In a last-ditch effort to secure the Democratic presidential nomination, Bernie Sanders needs the very people he's disparaged: superdelegates.
But it's not clear how actively he's courting them to support his campaign.
The senator from Vermont contends that neither he nor Hillary Clinton will have enough pledged delegates to clinch the Democratic nomination going into the July convention.
So, he says, superdelegates — party leaders who are not bound to a candidate — will determine the nominee.
Sanders has criticized superdelegate process as undemocratic, since they aren't elected. But he's also said that superdelegates from the 20 states he has won should honor the will of the voters and support him.
Beyond wishing, and sometimes demanding, it's not clear what Sanders is actually doing about that.
Several Clinton supporters in Congress who, as superdelegates, represent states that Sanders won, said the Sanders campaign has not reached out to them.
"Wouldn’t make any difference if they did," said Sen. Joe Manchin of West Virginia, which Sanders won in May . "Maybe they know that.”
And what are Sanders' handful of Capitol Hill allies up to?
"I have been focused on the fact that once we have a nominee, we’re going to have to come together, both the (Clinton) team and the Bernie Sanders team,"said Sen. Jeff Merkley, D-Ore., said,when asked if he has been reaching out to fellow senators.
Merkley is Sanders' lone Senate backer and Clinton far exceeds Sanders in congressional endorsements.
Still, members of Congress could be prime targets in Sanders' search for superdelegates. As legislators, reflecting the will of their constituents is not a foreign concept — at least in theory.

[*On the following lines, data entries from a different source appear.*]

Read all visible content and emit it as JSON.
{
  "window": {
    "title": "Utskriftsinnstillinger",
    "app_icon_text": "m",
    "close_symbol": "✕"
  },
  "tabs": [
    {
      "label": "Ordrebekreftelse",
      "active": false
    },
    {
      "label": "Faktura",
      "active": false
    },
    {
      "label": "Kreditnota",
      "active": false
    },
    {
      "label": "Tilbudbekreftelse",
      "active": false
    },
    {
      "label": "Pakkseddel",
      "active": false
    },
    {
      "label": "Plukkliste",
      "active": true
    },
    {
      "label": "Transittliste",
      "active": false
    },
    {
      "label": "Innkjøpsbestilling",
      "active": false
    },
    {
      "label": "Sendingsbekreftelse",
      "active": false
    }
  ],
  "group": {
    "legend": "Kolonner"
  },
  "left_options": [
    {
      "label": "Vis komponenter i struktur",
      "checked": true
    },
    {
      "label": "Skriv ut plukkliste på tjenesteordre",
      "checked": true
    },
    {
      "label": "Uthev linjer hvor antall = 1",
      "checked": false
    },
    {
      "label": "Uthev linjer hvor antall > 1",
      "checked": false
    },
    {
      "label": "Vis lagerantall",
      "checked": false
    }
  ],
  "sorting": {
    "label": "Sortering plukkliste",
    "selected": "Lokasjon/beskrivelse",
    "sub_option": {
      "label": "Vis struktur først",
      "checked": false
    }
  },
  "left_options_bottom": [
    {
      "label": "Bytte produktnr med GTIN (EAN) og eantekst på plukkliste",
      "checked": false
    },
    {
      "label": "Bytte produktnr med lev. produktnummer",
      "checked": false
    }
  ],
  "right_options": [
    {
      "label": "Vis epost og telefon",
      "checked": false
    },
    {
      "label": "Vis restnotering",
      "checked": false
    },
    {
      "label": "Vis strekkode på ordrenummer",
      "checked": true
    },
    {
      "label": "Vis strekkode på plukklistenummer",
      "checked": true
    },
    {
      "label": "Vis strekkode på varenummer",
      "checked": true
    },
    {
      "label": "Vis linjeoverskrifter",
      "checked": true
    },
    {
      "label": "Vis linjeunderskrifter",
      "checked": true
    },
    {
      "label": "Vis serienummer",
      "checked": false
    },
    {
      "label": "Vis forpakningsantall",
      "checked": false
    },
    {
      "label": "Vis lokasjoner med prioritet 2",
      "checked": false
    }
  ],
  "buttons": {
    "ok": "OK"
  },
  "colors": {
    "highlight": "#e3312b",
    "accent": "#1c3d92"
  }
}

Sanders could make the "will of the voters" argument with more than 50 superdelegates in Congress who represent states or districts where he got the most votes.
So far, many of those members of Congress are not wavering in their support for Clinton. Common arguments for sticking with Clinton include her experience and credentials.
"I made my commitment and I’m not going to change my commitment," said Sen. Brian Schatz, D-Hawaii. "My word is good."
Rhode Island is among the states that Sanders won. Sen. Jack Reed, D-R.I., said he will still support Clinton. He said that superdelegates should be able to use their expertise to make their own choice.
"It brings, I think in a positive way, the perspective of people who have had long experience and deep personal knowledge of the candidates," Reed said.
Although how much the Sanders campaign has reached out to superdelegates on Capitol Hill is something of a mystery, some Sanders supporters are taking matters into their own hands.
About two weeks ago, Sanders delegates in Maine organized a sit-down with Democratic Rep. Chellie Pingree at a local law firm, urging her to switch her support from Clinton to Sanders. Sanders won Maine.
Severin Beliveau, a Sanders delegate, former state lawmaker and longtime Democratic figure in Maine, described the meeting as "civil" and "productive."
"The obvious argument is [Sanders] did well in Maine,” Beliveau said.
Pingree pledged to "keep an open mind," going into the Democratic convention, her campaign spokesman said.
Sen. Michael Bennet of Colorado, who is running for re-election, faced a rowdy crowd of Sanders supporters at his state's convention in April who chanted, "Change your vote!,"according to video from The Denver Post.
Bennet's spokesman said Thursday that Bennet continues to support Clinton, but will support whichever candidate has the most pledged delegates going into the national convention.
In Washington State, a Sanders supporter threatened to cut out Rep. Jim McDermott's tongue, complaining that his own voice was "silenced." That prompted McDermott to keep a shovel on hand for self-defense, according to The Seattle Times .
Sanders faces a formidable challenge to convince superdelegates to switch sides. He only has 45 backing him, compared to Clinton's 544, according to the Associated Press.
"I think it's fruitless," Sen. Dianne Feinstein, D-Calif., told MSNBC on Friday.
"You may convert one, two, three, four," said Feinstein, a Clinton supporter. "But you're not going to convert enough to change the entire vote."
One Sanders supporter said it's still worth trying.
"If that’s going to be the case, then we might as well anoint kings and queens," said Troy Jackson, a Sanders superdelegate who helped organize the Pingree meeting in Maine.
“It’s a completely uphill battle," Jackson said. "But I guess you got to play the hand you're dealt.”
Simone Pathe contributed to this report.